I did not mention all the teams nor all of the games….but the few teams I did mention did not fare well at all.

Here is a quick recap.

  • Ohio State – LOSS
  • La Salle – LOSS
  • Baylor Women – LOSS

I did mention that Indiana was over-rated in my opinion, and they were shown the door. So far, I have not cursed Louisville…although they did have a player go down with one of the most freakish basketball injuries I have ever seen in my entire lifetime of watching games on the Hardwood. Fortunately Kevin Ware has had successful surgery and appears to be doing quite well.

No more picks for now.

Substantial Cash Reward?

When news of this hit the first thing I thought of was Darth Vader, speaking to the bounty hunters in the Empire Strikes back. It appears that there may be some explaining to do by the head of Pac – 12 Officiating.

The story was reported by Jeff Goodman of CBSSports.com. According to “anonymous source” (one can ascertain it is a referee that was part of this meeting that is going officially off the record) Pac-12 coordinator of basketball officials – Ed Rush – who also happens to be a former NBA referee – told a group of referees a few weeks ago on the Thursday of the Pac-12 tournament in Las Vegas that he would give them $5,000 or a trip to Cancun if they called a technical foul on Arizona Head Coach Sean Miller. The words that are quoted being used are either “rang him up” or “ran him” meaning to charge Coach Miller with a technical foul or toss him out of the game. Rush then reiterated during a Friday morning meeting, according to one referee in attendance, that officials should take similar action against Miller if he did anything on Friday in the Pac-12 semifinals against UCLA.

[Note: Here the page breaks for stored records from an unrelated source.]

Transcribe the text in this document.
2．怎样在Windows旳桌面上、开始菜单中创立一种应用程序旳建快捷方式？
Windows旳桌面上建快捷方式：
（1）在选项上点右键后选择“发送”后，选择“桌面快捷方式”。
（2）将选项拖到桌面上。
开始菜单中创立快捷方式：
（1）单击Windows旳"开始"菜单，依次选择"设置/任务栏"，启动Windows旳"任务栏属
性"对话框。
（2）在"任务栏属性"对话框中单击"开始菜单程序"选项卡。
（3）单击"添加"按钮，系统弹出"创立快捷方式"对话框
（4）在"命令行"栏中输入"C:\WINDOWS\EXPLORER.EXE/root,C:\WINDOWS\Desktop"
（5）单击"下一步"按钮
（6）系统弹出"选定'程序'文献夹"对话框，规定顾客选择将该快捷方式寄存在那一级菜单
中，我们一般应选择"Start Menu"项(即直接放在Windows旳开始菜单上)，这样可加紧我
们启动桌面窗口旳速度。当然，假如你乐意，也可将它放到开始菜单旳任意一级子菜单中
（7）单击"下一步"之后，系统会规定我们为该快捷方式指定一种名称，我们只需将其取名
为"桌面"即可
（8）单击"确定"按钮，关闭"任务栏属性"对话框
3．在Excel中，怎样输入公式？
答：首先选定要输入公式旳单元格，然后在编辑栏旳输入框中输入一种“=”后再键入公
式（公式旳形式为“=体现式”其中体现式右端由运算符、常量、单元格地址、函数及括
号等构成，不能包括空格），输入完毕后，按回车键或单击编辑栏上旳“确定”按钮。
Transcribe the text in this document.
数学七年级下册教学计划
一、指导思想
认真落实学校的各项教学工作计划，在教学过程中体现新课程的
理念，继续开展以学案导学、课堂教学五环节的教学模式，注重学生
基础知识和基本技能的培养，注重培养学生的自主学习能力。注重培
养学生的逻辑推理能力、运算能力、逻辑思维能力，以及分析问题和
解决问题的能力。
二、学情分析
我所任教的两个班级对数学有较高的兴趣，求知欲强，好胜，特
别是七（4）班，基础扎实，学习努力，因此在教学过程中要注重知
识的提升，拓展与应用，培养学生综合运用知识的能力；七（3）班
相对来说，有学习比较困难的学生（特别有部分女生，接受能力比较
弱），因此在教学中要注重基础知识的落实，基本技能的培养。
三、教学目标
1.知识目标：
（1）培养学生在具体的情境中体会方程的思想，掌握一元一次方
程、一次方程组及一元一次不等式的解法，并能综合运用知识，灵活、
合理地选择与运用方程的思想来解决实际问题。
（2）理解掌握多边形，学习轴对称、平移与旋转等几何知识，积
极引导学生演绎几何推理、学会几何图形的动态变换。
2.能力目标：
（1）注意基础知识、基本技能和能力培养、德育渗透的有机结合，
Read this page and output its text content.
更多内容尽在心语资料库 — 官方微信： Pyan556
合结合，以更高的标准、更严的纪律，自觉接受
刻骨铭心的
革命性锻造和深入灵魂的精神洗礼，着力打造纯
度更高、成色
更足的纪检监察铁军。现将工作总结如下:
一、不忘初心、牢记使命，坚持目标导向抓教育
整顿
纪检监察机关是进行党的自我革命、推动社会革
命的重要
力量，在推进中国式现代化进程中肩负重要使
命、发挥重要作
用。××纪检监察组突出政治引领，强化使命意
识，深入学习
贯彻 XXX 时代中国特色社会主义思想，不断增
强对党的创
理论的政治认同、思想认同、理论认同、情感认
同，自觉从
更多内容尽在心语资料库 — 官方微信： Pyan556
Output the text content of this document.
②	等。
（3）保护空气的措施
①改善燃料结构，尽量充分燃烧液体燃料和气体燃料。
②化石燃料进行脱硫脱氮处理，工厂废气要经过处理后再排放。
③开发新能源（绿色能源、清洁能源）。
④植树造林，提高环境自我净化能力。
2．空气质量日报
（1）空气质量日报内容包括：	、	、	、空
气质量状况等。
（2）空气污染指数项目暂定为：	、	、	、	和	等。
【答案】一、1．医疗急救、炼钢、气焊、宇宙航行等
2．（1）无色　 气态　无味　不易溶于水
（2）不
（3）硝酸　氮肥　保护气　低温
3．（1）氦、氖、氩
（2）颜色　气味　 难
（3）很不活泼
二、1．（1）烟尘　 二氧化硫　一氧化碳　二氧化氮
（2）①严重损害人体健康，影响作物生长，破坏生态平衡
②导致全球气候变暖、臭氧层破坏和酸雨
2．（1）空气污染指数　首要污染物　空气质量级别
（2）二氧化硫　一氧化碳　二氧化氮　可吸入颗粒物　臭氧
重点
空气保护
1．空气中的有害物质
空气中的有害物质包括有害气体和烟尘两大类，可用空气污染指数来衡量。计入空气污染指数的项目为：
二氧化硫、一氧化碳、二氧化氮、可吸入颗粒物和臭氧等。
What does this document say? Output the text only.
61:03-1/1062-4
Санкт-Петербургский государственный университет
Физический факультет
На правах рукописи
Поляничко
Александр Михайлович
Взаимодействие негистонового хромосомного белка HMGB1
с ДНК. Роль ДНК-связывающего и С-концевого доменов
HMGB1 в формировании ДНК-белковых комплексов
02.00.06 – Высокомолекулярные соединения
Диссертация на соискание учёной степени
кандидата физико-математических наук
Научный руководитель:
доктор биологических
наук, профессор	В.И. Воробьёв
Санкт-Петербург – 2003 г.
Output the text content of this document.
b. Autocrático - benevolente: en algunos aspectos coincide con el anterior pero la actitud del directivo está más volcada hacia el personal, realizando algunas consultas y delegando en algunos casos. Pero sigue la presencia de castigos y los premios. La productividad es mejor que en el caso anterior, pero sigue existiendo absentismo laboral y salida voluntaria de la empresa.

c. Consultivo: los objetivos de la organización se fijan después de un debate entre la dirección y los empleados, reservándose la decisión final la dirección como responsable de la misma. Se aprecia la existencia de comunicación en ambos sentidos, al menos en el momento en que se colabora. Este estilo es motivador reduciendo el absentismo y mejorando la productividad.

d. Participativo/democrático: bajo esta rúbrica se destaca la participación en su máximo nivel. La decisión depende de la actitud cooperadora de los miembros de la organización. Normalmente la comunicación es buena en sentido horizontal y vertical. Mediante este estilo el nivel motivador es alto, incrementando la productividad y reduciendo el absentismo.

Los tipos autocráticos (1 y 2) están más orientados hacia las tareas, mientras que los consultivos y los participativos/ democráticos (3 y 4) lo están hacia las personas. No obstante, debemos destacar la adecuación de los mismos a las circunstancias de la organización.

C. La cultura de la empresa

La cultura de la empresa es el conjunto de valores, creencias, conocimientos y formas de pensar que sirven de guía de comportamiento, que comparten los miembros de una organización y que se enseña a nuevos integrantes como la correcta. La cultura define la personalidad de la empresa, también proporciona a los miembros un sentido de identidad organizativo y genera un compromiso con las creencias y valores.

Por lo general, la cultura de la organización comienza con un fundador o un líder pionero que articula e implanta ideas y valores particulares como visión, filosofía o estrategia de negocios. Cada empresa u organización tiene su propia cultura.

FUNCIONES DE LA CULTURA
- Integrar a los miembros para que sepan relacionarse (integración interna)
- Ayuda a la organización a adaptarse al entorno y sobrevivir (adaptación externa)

As it so happened, referee Michael Irving — who sources confirmed was in the room with Rush on Friday — hit Miller with a technical late in Friday’s game…and UCLA ultimately won 66-64.

Did I mention that the technical foul was called exceedingly quick? Did I mention that Miller had not been called for a “T” all year prior to this point? Did I mention that he did not use any profanity? Trust me, if you are a remote lip reader at all and have watched the NCAA tournament, you have seen plenty of profanity and also excessive whining done by a number of so called “prominent coaches”. Tom Izzo, Mike Kryzezewki, most notably come to mind.

Since the Pac 12 Tournament was closely followed by the NCAA tournament, this likely did not get the steam that it should have right out of the gate. But it appears to be picking up more momentum and now more of the general public is wanting answers.

Pac 12 Commissioner Scott told CBSSports.com that a review of the matter concluded that Rush did indeed make these comments, that the comments were “in jest and the officials in the room realized they were not serious offers”, and that steps were taken to ensure that such an occurrence would not happen again.

If these statements are true, this represents collusion against one team and one coach. The Pac-12 should instantly fire Ed Roush, no questions asked. Referees are in place to try their best to uphold the integrity and rules of the game. This would be blatant disregard ethics, and the spirit of basketball or any other game for that matter, and simply cannot be tolerated – period – end of story.

How soon we forget the scandal that hit with NBA with Tim Donaghy just a short time ago. Fans constantly complain of officials deciding games. I am usually in the other side of the argument. My opinion is a foul is a foul, and travel is a travel, and it should not matter at what point in the game you are or how much time is left.

Call the rules of the game the way they are written.

Baseball Starts!

I will not proclaim to be a huge baseball fan, although I am a lifelong fan of the Boston Red Sox and also have once again jumped the shark and entered not one, but two fantasy baseball leagues and also a new-fangled baseball simulation league. Last night I already found myself tuning in to MLB Network to catch highlights. I am hopeful that my fantasy teams, and my Red Sox stay competitive and that I pay closer attention to baseball then I did in the past year.